Have a realistic sense of how long it may take to generate ROI
Not everything is going to run on the same time table, so it’s important to set your frequency of audits and your ultimate target date specifically for each project with attention paid to what the incubation time for the medium or the set-up time for the new tech is going to be. In marketing, long form content can take a long time to reach the right audience and start showing up regularly on search results, social media traction takes awhile to develop as you cultivate an audience and earn credibility, but a particular advertising campaign can have a much more immediate measure of success. You have to know how long to give something to generate a return before pulling the plug, adjusting course, or ramping up efforts based on your data thus far. It’s also important to not let early data on a long term effort sink motivation or confidence. Personal trainers and doctors tell you not to weigh yourself every single day, because the normal fluctuations can be disheartening if you see yourself gain and lose the same pound over the course of two or three days, and sometimes checking in on your ROI is the same thing. If you’ve decided a project has six months to make significant progress, don’t look at two weeks worth of numbers and let it get you and your team down.

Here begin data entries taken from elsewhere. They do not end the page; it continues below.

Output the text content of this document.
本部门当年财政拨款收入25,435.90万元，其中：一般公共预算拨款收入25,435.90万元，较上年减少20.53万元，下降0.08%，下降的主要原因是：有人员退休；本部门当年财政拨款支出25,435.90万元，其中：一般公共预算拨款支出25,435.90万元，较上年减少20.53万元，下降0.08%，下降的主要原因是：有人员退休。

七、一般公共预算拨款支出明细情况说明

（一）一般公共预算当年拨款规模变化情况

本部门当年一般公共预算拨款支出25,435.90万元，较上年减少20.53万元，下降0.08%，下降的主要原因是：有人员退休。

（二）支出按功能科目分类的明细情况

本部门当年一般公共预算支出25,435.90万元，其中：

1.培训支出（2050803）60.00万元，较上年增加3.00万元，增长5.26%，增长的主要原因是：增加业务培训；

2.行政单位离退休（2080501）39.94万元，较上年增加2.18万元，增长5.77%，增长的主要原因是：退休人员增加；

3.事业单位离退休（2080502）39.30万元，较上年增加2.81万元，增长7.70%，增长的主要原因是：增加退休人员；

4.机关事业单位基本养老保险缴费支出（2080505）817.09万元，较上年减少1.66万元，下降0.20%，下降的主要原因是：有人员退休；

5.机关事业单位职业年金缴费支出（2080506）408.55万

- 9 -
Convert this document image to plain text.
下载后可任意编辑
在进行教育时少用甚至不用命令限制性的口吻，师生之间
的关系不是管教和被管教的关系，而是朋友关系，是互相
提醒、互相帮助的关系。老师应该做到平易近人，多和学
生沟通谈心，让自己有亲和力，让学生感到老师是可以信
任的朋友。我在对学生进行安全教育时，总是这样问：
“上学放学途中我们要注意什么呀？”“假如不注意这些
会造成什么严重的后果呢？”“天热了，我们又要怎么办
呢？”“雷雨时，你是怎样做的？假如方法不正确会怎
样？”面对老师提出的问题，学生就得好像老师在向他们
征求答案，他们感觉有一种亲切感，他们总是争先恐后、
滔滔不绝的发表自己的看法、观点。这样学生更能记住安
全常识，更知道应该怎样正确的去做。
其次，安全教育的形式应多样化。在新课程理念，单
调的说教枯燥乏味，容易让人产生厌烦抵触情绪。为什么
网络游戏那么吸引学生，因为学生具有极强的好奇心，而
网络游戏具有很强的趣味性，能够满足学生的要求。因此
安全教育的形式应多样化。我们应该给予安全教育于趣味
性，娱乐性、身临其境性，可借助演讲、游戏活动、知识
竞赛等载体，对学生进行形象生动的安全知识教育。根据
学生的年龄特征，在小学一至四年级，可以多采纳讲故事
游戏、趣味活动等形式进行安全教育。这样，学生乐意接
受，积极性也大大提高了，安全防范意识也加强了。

Run customer surveys to back up analytic information
Simply seeing increased sales or a boost in traffic over a specific time period doesn’t always mean that your efforts are working as you planned, especially in a situation where there may be several variables at play. So really, why not go straight to the horse’s mouth, as it were? Click through trackers for email campaigns or PPC or promoted social media update efforts are typically very realistic, but they’re not perfect. If someone reads your email, deletes it or files it away for future reference, and then remembers about it and goes to your website or makes a purchase or does whatever the goal activity was without clicking through the original email, that may not be captured. If someone made a purchase because a competitor is struggling, but not because your efforts to improve customer retention have been successful, just seeing that sales bump may not give you the whole story. Directly asking the question “how did you find out about us?” or “did you take advantage of an email offer from us in the past six months?” or “why did you choose us for this purchase?” can give you secondary data to check what the rest of your data tells you.
What it all really boils down to is an old adage that I’ve heard from at least one of my parents and no fewer than four bosses over the years — “have a plan, work the plan.” If you know what you’re trying to do, and you have a specific plan on how to accomplish it and how to know when you’ve done it, you’ll be successful more often than not. Think of your biggest current goal, and how you would measure your ROI on your efforts to accomplish it, and share with us in the comments. Thanks for reading, as always!